Not since 2002, as the United States built a case for war in Iraq, has there been so much debate inside the White House about the merits — and the enormous risks — of pre-emptive military action against an adversary nation.
Like its predecessors, the Trump administration is trying to pressure North Korea through sanctions to dismantle its nuclear program. But both President Trump and his national security adviser, Lt. Gen. H. R. McMaster, have talked openly about a last-resort option if diplomacy fails and the nuclear threat mounts: what General McMaster describes as “preventive war.”
Though the Pentagon has prepared options to pre-emptively strike North Korea’s nuclear and missile sites for more than a decade and the past four presidents declared that “all options are on the table,” the rote phrase barely seemed credible, given the potential for a North Korean counterstrike against Seoul, South Korea, that could result in tremendous casualties in a metropolitan area of 25 million people.
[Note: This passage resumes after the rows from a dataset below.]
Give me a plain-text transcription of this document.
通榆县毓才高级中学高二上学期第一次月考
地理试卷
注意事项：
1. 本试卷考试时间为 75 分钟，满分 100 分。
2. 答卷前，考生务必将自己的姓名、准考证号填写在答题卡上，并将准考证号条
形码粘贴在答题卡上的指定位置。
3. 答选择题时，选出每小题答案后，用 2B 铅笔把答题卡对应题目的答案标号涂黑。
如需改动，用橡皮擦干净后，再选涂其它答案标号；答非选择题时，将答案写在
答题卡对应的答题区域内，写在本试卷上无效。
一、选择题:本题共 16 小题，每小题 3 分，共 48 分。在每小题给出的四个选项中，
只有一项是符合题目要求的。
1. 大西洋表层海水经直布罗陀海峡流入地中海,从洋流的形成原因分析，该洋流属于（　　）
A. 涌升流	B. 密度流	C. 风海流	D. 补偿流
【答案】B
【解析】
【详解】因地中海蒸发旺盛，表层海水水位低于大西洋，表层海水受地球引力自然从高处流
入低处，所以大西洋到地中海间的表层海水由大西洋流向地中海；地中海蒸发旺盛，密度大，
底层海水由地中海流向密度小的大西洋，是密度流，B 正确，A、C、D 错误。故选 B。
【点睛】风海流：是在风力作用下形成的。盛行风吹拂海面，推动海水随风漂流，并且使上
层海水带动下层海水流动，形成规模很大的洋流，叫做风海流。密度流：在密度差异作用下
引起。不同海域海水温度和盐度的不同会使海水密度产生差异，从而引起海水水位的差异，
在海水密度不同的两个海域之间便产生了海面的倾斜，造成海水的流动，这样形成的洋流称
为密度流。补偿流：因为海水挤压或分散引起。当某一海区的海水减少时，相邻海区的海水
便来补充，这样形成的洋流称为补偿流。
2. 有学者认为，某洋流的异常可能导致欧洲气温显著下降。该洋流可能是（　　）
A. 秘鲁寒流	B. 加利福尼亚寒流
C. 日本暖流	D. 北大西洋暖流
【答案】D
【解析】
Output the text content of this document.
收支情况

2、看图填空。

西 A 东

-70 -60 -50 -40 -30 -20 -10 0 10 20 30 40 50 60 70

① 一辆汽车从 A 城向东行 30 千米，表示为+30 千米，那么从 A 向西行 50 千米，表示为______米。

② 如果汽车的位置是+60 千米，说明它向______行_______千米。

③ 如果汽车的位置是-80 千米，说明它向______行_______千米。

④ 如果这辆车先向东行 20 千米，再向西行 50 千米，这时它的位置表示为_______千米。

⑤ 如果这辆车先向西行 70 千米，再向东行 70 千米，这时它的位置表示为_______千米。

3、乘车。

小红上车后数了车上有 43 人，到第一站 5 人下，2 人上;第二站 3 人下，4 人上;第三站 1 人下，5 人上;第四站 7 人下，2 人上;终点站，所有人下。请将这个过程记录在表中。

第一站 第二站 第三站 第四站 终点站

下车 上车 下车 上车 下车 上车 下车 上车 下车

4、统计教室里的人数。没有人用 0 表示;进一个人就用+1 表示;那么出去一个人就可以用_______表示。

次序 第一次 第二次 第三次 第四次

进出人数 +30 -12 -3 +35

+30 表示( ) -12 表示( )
But as the Trump administration moves ahead on Monday with a new round of long-planned military exercises that involve tens of thousands of American and South Korean troops, computer simulations of escalating conflict and perhaps overflights of nuclear-capable aircraft, the White House is determined to leave the impression the military option is real.
“Are we preparing plans for a preventive war?” General McMaster asked recently in a television interview, defining the term as “a war that would prevent North Korea from threatening the United States with a nuclear weapon.”
He answered his own question: “The president’s been very clear about it. He said he’s not going to tolerate North Korea being able to threaten the United States.”